Savings Account: $25 month. I opened this account for overdraft protection, but I haven't had to use it for such in the past year. Yet, I sometimes transfer a few bucks to cover an unanticipated, small expense (like the crap I got around Thanksgiving 2010).

Car Loan: If you've read through my previous posts, you know that I'm a bit obsessed with paying off my car note sooner than later. I opened this account in July/August of 2009 with a $13,500 balance. If I paid what my credit union wants me to pay on a regular basis, I would retire this debt in 2014. However, I have other plans. I set aside $1,055/month to pay off this sucker. With my estimations of a nice tax refund and "extra" paycheck in April, I plan to completely eliminate this debt by May 2011.

Credit Card: Despite setting aside cold-hard-cash for holiday gifts, I still resorted to my credit card to make some purchases. Gas. Food. Clothes. Accessories. And they were all for me. Now I'm staring this junk in the face, wondering how I'm gonna pay it off (one of my goals this year is to avoid incurring interest charges) while staying on track to pay my car note off by May. I'll keep you posted (even though I suspect the funds will come from January's $1,055 car note money :/).

Student Loan: Six years of post secondary school for me = $30,000+ student loans. Currently, I am on a graduated repayment plan (which will adjust in February to a higher amount). I have no intentions of continuing to pay on this plan, as, ultimately, the total interest charges exceed those of the standard repayment amount (i.e. about eleven years of the same payment each month). As soon as financially possible (hopefully May of this year), I can begin paying the standard repayment amount ($360.10) and then some (you know, so I can knock this puppy outta the water!).

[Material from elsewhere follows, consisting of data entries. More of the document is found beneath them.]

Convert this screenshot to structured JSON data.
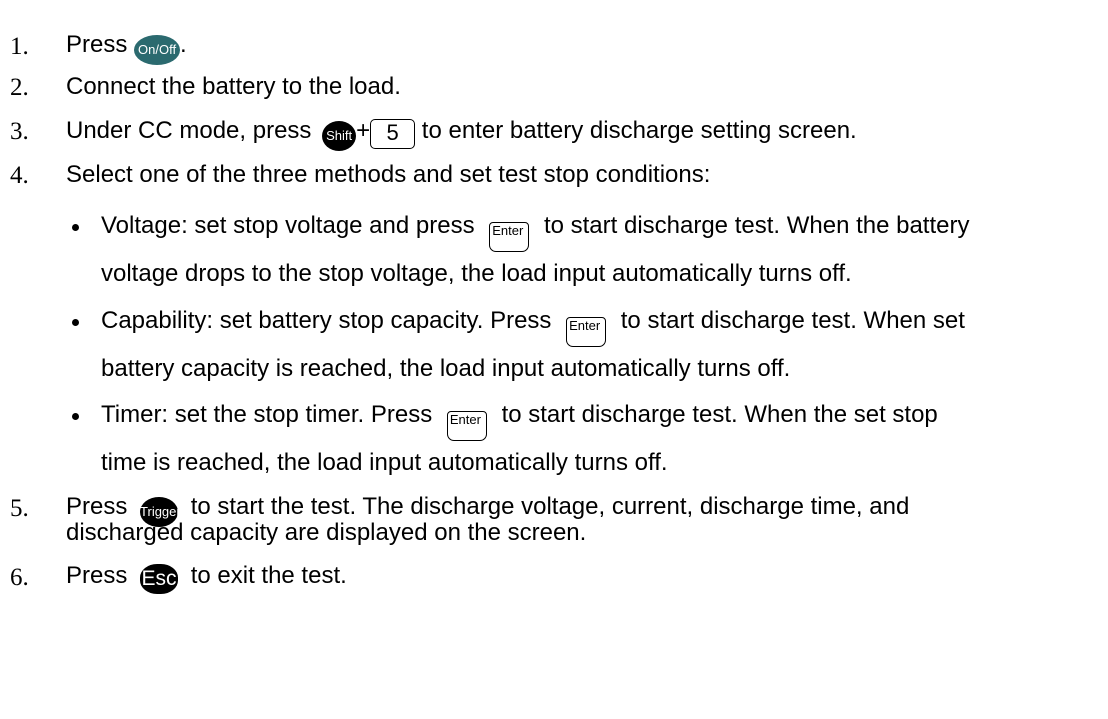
{
  "steps": [
    {
      "num": "1.",
      "before": "Press",
      "key": "On/Off",
      "after": "."
    },
    {
      "num": "2.",
      "text": "Connect the battery to the load."
    },
    {
      "num": "3.",
      "before": "Under CC mode, press",
      "key1": "Shift",
      "plus": "+",
      "key2": "5",
      "after": "to enter battery discharge setting screen."
    },
    {
      "num": "4.",
      "text": "Select one of the three methods and set test stop conditions:"
    },
    {
      "num": "5.",
      "before": "Press",
      "key": "Trigger",
      "after": "to start the test. The discharge voltage, current, discharge time, and",
      "line2": "discharged capacity are displayed on the screen."
    },
    {
      "num": "6.",
      "before": "Press",
      "key": "Esc",
      "after": "to exit the test."
    }
  ],
  "bullets": [
    {
      "before": "Voltage: set stop voltage and press",
      "key": "Enter",
      "after": "to start discharge test. When the battery",
      "line2": "voltage drops to the stop voltage, the load input automatically turns off."
    },
    {
      "before": "Capability: set battery stop capacity. Press",
      "key": "Enter",
      "after": "to start discharge test. When set",
      "line2": "battery capacity is reached, the load input automatically turns off."
    },
    {
      "before": "Timer: set the stop timer. Press",
      "key": "Enter",
      "after": "to start discharge test. When the set stop",
      "line2": "time is reached, the load input automatically turns off."
    }
  ],
  "colors": {
    "onoff_key": "#2b6a6f",
    "black_key": "#000000"
  }
}
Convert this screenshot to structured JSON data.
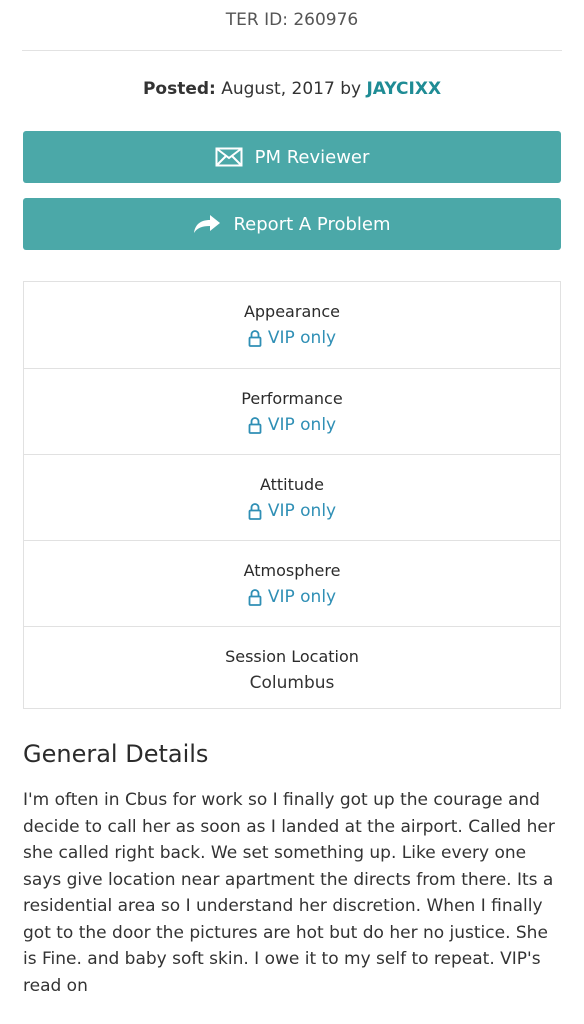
{
  "header": {
    "ter_id": "TER ID: 260976",
    "posted_label": "Posted:",
    "posted_date": "August, 2017",
    "posted_by": "by",
    "author": "JAYCIXX"
  },
  "buttons": {
    "pm_label": "PM Reviewer",
    "report_label": "Report A Problem"
  },
  "ratings": [
    {
      "label": "Appearance",
      "value": "VIP only",
      "locked": true
    },
    {
      "label": "Performance",
      "value": "VIP only",
      "locked": true
    },
    {
      "label": "Attitude",
      "value": "VIP only",
      "locked": true
    },
    {
      "label": "Atmosphere",
      "value": "VIP only",
      "locked": true
    },
    {
      "label": "Session Location",
      "value": "Columbus",
      "locked": false
    }
  ],
  "general": {
    "title": "General Details",
    "text": "I'm often in Cbus for work so I finally got up the courage and decide to call her as soon as I landed at the airport. Called her she called right back. We set something up. Like every one says give location near apartment the directs from there. Its a residential area so I understand her discretion. When I finally got to the door the pictures are hot but do her no justice. She is Fine. and baby soft skin. I owe it to my self to repeat. VIP's read on"
  },
  "colors": {
    "button_bg": "#4ba8a8",
    "link": "#2f8fb5",
    "author": "#1f8c95"
  },
  "icons": {
    "pm": "envelope-icon",
    "report": "share-arrow-icon",
    "locked": "lock-icon"
  }
}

I'll also share my yearly net worth updates once per quarter. Heck, I might later change my mind and display the YTD net worth totals with the monthly ones. But seeing as this is my first stab at it for the year, I figured I could spare you the redundancy.

Do you check your net worth? How often do you calculate it? Monthly? Quarterly? Bi-Annually? Yearly? Never? What benefits do you glean from assessing the differences between your assets and liabilities?